如何将C ++输入流定界符包含到结果标记中 [英] how to include C++ input stream delimiters into result tokens
问题描述
C ++标准库支持几种为输入流引入自定义定界符的方法,据我了解,推荐的方法是使用新的语言环境和ctype对象:
C++ standard library supports a few ways to introduce custom delimiters for input streams, as I understand recommended way is a using new locale and ctype objects:
第一种方法(继承自ctype专门化):
first way (inherited from ctype specialization) :
struct csv_whitespace : std::ctype<char>
{
bool do_is(mask m, char_type c) const
{
if ((m & space) && c == ' ') {
return false; // space will NOT be classified as whitespace
}
if ((m & space) && c == ',') {
return true; // comma will be classified as whitespace
}
return ctype::do_is(m, c); // leave the rest to the parent class
}
};
// for cin stream :
cin.imbue(std::locale(cin.getloc(), new csv_whitespace));
第二种方式(参数化的ctype专长):
second way (parameterized ctype specialization):
// getting existing table for ctype<char> specialization
const auto temp = std::ctype<char>::classic_table();
// create a copy of the table in vector container
std::vector<std::ctype<char>::mask> new_table_vector(temp, temp + std::ctype<char>::table_size);
// add/remove stream separators using bitwise arithmetic.
// use char-based indices because ascii codes here are equal to indices
new_table_vector[' '] ^= ctype_base::space;
new_table_vector['\t'] &= ~(ctype_base::space | ctype_base::cntrl);
new_table_vector[':'] |= ctype_base::space;
// A ctype initialized with new_table_vector would delimit on '\n' and ':' but not ' ' or '\t'.
// ....
// usage of the mask above.
cin.imbue(locale(cin.getloc(), new std::ctype<char>(new_table_vector.data())));
但是有没有办法在结果标记中包含定界符?例如
But is there way to include a delimiters into a resulted tokens? e.g.
aaa& bbb * ccc%ddd& eee
aaa&bbb*ccc%ddd&eee
其中
& *%
& * %
是使用上述方法之一定义的定界符. 结果字符串将是:
are delimiters defined using one of methods above. and result strings would be:
aaa
& bbb
* ccc
%ddd
& eee
所以您看到-结果字符串中包含定界符. 这是一个问题-如何为此配置(可能吗?)输入流?

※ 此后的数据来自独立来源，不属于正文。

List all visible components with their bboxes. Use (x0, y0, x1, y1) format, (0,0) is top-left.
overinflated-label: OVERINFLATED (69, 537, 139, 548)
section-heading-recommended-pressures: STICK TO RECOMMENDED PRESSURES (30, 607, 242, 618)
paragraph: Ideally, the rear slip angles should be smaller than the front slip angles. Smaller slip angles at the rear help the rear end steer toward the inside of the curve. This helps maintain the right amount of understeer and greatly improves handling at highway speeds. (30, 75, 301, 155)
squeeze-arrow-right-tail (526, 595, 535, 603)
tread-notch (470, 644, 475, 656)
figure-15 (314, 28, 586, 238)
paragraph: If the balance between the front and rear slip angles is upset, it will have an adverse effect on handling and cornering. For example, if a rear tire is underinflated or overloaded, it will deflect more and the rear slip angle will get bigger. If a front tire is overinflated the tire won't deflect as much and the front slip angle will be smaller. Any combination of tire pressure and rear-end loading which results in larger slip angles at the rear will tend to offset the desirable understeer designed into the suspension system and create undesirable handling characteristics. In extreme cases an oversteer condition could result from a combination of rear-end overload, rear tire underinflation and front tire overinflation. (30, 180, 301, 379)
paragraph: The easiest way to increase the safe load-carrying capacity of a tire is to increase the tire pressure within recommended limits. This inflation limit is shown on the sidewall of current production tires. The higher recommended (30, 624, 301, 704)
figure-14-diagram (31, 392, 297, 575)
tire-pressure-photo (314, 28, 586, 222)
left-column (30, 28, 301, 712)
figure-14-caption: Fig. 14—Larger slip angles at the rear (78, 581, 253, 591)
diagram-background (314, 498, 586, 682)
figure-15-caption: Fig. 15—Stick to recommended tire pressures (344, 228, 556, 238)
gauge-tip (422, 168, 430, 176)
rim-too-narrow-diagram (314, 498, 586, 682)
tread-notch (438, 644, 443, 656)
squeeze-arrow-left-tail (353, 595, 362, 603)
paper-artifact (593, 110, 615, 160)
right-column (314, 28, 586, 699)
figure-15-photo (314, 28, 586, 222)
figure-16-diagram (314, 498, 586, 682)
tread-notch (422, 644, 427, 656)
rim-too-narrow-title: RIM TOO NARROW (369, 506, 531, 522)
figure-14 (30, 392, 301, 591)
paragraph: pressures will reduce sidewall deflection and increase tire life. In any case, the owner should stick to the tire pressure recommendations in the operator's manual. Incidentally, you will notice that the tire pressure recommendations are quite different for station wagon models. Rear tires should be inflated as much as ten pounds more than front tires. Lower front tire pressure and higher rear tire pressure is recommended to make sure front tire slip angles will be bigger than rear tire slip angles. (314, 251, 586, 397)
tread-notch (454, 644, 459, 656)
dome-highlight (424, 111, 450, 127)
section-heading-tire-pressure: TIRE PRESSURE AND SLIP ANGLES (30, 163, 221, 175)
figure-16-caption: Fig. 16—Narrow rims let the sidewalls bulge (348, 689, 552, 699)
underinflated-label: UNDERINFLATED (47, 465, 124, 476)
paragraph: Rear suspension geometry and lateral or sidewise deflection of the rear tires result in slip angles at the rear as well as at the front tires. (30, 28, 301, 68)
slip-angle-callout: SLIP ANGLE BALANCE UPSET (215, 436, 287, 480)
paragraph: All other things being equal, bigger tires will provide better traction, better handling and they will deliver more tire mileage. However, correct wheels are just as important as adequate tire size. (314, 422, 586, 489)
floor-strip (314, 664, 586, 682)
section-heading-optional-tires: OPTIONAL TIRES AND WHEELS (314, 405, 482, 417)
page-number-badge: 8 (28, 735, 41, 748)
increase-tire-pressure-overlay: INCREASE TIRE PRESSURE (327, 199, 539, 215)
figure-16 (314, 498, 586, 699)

so you see - that delimiters are included into result strings. this is a question - how to configure (and is it possible?) input stream for that?
谢谢
推荐答案
简短的回答是否,istream
没有提供提取和保留分隔符的先验方法. istream
提供了以下提取方法:
The short answer is no, istream
s do not provide an inate method for extracting and retaining separators. istream
s provide the following extraction methods:
-
operator>>
-丢弃定界符 -
get
-不提取 a 分隔符 -
getline
-丢弃 a 分隔符 -
read
-不遵守分隔符 -
readsome
-不遵守分隔符
operator>>
- discards the delimiterget
- does not extract a delimiter at allgetline
- discard a delimiterread
- doesn't respect delimitersreadsome
- doesn't respect delimiters
但是,假设您将istream
插入到string foo
中,那么可以使用这样的正则表达式来标记化:
However, let's assume that you slurpped your istream
into string foo
, then you could use a regex like this to tokenize:
((?:^|[&*%])[^&*%]*)
这可以与 regex_token_iterator
一起使用,如下所示:
This could be used with a regex_token_iterator
like this:
const regex re{ "((?:^|[&*%])[^&*%]*)" };
const vector<string> bar{ sregex_token_iterator(cbegin(foo), cend(foo), re, 1), sregex_token_iterator() };
这篇关于如何将C ++输入流定界符包含到结果标记中的文章就介绍到这了,希望我们推荐的答案对大家有所帮助,也希望大家多多支持IT屋!